Dos and Dont’s for Proper Application
• Do wet your hair with slightly warm water. Not only does it feel divine on your scalp (the “aah” in spa), it also helps expand the hair shaft and allows your purple shampoo to better absorb and tone.
• Do apply purple shampoo for blonde hair from root to tip, massaging it in gently. Leave it on for around three to five minutes before rinsing.
• Do use cool or even cold water to rinse out your shampoo. This helps seal the cuticles back down. Follow up with a purple conditioner if you feel your blonde needs an extra shot of toning. Apply as you would a regular conditioner, letting it sit for an extra two to three minutes as well before rinsing. If you feel like purple shampoo is enough for the day, just follow up with a regular moisturizing conditioner like Suave Professionals Deep Moisture Conditioner.
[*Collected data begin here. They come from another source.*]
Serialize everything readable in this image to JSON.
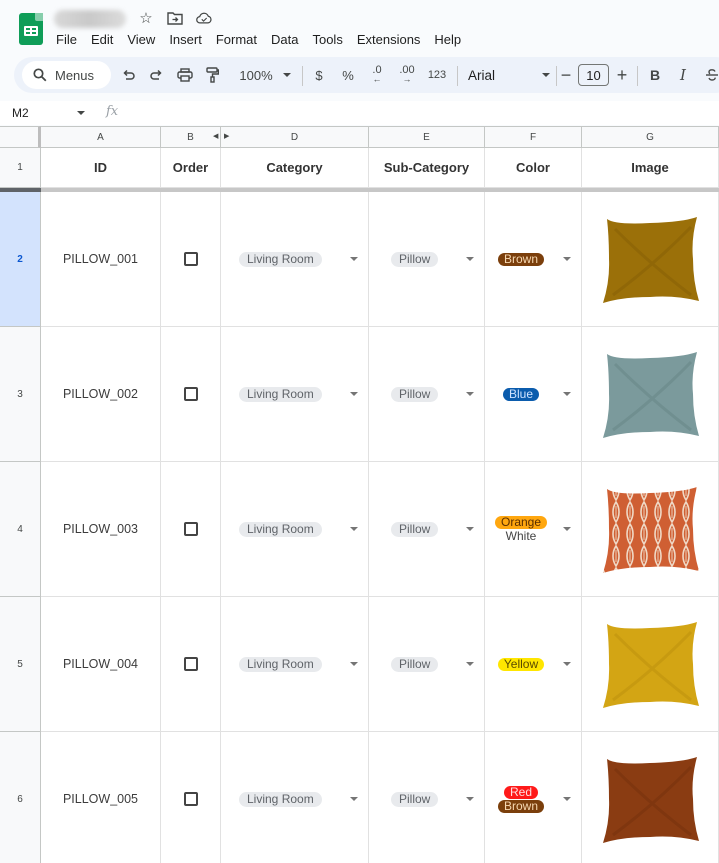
{
  "app": {
    "name": "Google Sheets",
    "brand_color": "#0f9d58",
    "title_icons": [
      "star-icon",
      "move-to-folder-icon",
      "cloud-saved-icon"
    ]
  },
  "menubar": {
    "items": [
      "File",
      "Edit",
      "View",
      "Insert",
      "Format",
      "Data",
      "Tools",
      "Extensions",
      "Help"
    ]
  },
  "toolbar": {
    "search_label": "Menus",
    "zoom": "100%",
    "currency": "$",
    "percent": "%",
    "decrease_decimal": ".0",
    "increase_decimal": ".00",
    "number_format": "123",
    "font": "Arial",
    "font_size": "10",
    "minus": "−",
    "plus": "+",
    "bold": "B",
    "italic": "I"
  },
  "formula_bar": {
    "name_box": "M2",
    "fx": "fx",
    "value": ""
  },
  "grid": {
    "columns": [
      {
        "letter": "A",
        "header": "ID"
      },
      {
        "letter": "B",
        "header": "Order"
      },
      {
        "letter": "D",
        "header": "Category"
      },
      {
        "letter": "E",
        "header": "Sub-Category"
      },
      {
        "letter": "F",
        "header": "Color"
      },
      {
        "letter": "G",
        "header": "Image"
      }
    ],
    "header_row_number": "1",
    "active_row": "2",
    "rows": [
      {
        "row": "2",
        "id": "PILLOW_001",
        "order": false,
        "category": "Living Room",
        "subcategory": "Pillow",
        "colors": [
          {
            "label": "Brown",
            "bg": "#7b3f0c",
            "fg": "#f6d7b0"
          }
        ],
        "image": {
          "desc": "mustard velvet pillow",
          "fill": "#9b7009",
          "shade": "#7a5606"
        }
      },
      {
        "row": "3",
        "id": "PILLOW_002",
        "order": false,
        "category": "Living Room",
        "subcategory": "Pillow",
        "colors": [
          {
            "label": "Blue",
            "bg": "#0b5cad",
            "fg": "#cfe3ff"
          }
        ],
        "image": {
          "desc": "grey-blue pillow",
          "fill": "#7b9a9c",
          "shade": "#5c7a7c"
        }
      },
      {
        "row": "4",
        "id": "PILLOW_003",
        "order": false,
        "category": "Living Room",
        "subcategory": "Pillow",
        "colors": [
          {
            "label": "Orange",
            "bg": "#ffa70f",
            "fg": "#5a2e00"
          },
          {
            "label": "White",
            "bg": "",
            "fg": "#444444"
          }
        ],
        "image": {
          "desc": "orange and white ikat pillow",
          "fill": "#cf5f33",
          "shade": "#f0d9c6"
        }
      },
      {
        "row": "5",
        "id": "PILLOW_004",
        "order": false,
        "category": "Living Room",
        "subcategory": "Pillow",
        "colors": [
          {
            "label": "Yellow",
            "bg": "#ffe600",
            "fg": "#5a4a00"
          }
        ],
        "image": {
          "desc": "golden yellow pillow",
          "fill": "#d3a514",
          "shade": "#b28608"
        }
      },
      {
        "row": "6",
        "id": "PILLOW_005",
        "order": false,
        "category": "Living Room",
        "subcategory": "Pillow",
        "colors": [
          {
            "label": "Red",
            "bg": "#ff1a1a",
            "fg": "#ffe0e0"
          },
          {
            "label": "Brown",
            "bg": "#7b3f0c",
            "fg": "#f6d7b0"
          }
        ],
        "image": {
          "desc": "rust brown velvet pillow",
          "fill": "#8a3c12",
          "shade": "#6b2c0b"
        }
      }
    ]
  }
}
• Don’t overdo it. Going a bit heavy-handed on the purple products can give your hair a slightly bluish tinge. If this happens, simply wash hair again—these pigments aren’t permanent and will fade out.
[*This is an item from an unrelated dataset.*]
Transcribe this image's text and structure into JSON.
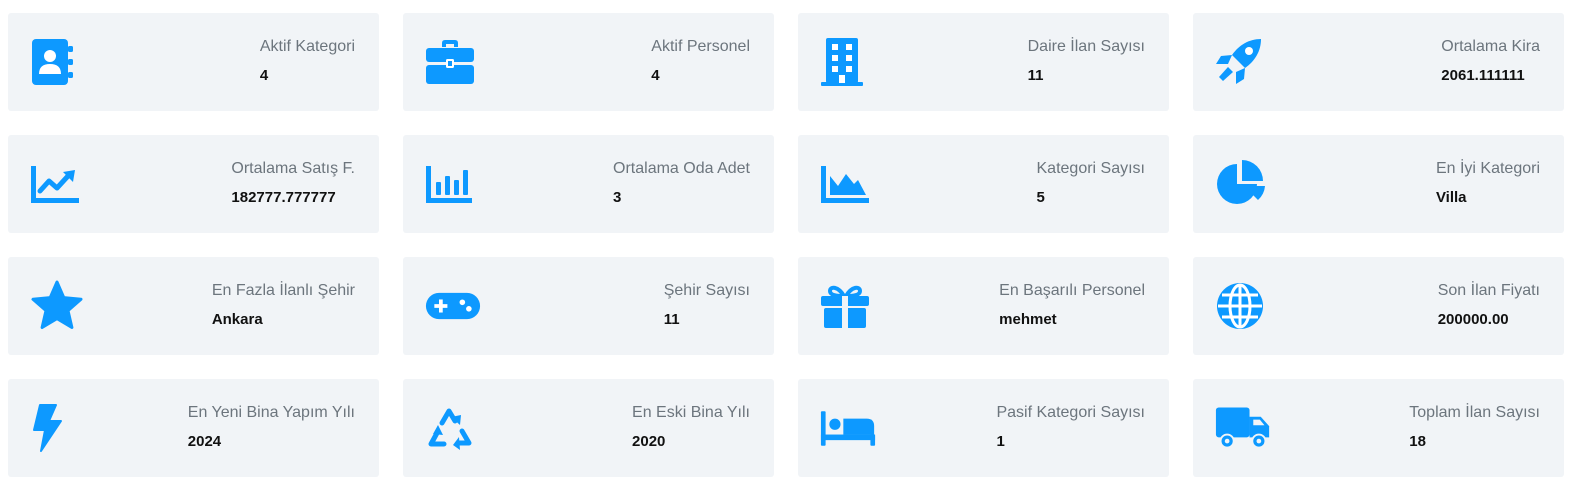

• Do use colorless or white/clear products on your hair moving forward. Heavily tinted products can stain bleached strands.
• Do a deep-conditioning treatment after, if you can. Purple shampoo can be a bit drying on hair—which is why we recommend using it in tandem with a conditioner. Be sure to apply a moisturizing mask afterwards. Also, limit using toning shampoo to, at the most, once or twice a week, as it can dry hair out if used too often.
• Do a double-cleanse, if your strands can take it. Just make sure your strands are healthy enough for this and as always, get conditioner-happy afterwards. We like alternating Bed Head by TIGI Dumb Blonde Shampoo, which is pH-balanced and infused with keratin and milk proteins to reconstruct processed strands, with Bed Head by TIGI Dumb Blonde Purple Toning Shampoo, which then counteracts any brassiness.
How to Use Purple Shampoo for Brunette Hair
Purple Shampoo for Brunettes
The main purpose of purple shampoo is to banish brassiness and to neutralize yellow hues in blonde hair. So, if you’re a brunette with light colored highlights, blonde ombré or a balayage that’s on the brassy, ashy or yellowish end of the spectrum, incorporate a purple shampoo into your hair color maintenance routine.
To color correct brassy tones, apply purple shampoo to your hair and leave on for up to 10 minutes, then rinse. Use as part of your usual color-care routine to maintain your beautiful brunette hue!
How to Use Purple Shampoo to Tone Blonde Hair
1. Dose yourself.
Start strong. Try using your purple shampoo every other day to get rid of all that initial brassiness. Ease off once you feel like you’re getting too ashy or if your hair takes on a bluish or violet tinge. After that, dose down by switching to perhaps twice or even twice a week.
2. Prioritize your roots.
The ends of your hair tend to be the most damaged and porous bits, so they’ll definitely absorb more toner quicker than the roots. To ensure an even toning experience, concentrate your purple shampoo on the roots and leave it on longer in this area. Run it through the lengths and ends only a minute or two before you need to rinse off.
3. Be patient.
For hair that needs more toning and neutralizing, you’ll need your purple shampoo to tone for longer than usual. Try five to 10 minutes, instead of your regular 2 to 3. Rinse well, and if you find your color needs a bit more of a push, follow up with purple conditioner. In most cases, a non-purple conditioner can also help moisturize safely.
4. Focus on your highlights.
Those with brown hair with highlights or even an ombré can also benefit from using a purple shampoo to tone at home. Concentrate the product on the lengths of highlighted hair versus your darker base for best results.
Now you know how to use a purple shampoo to take care of your desired color, there’s no excuse for brassy tone anymore. Remember, your first line of defense is a good hair care routine!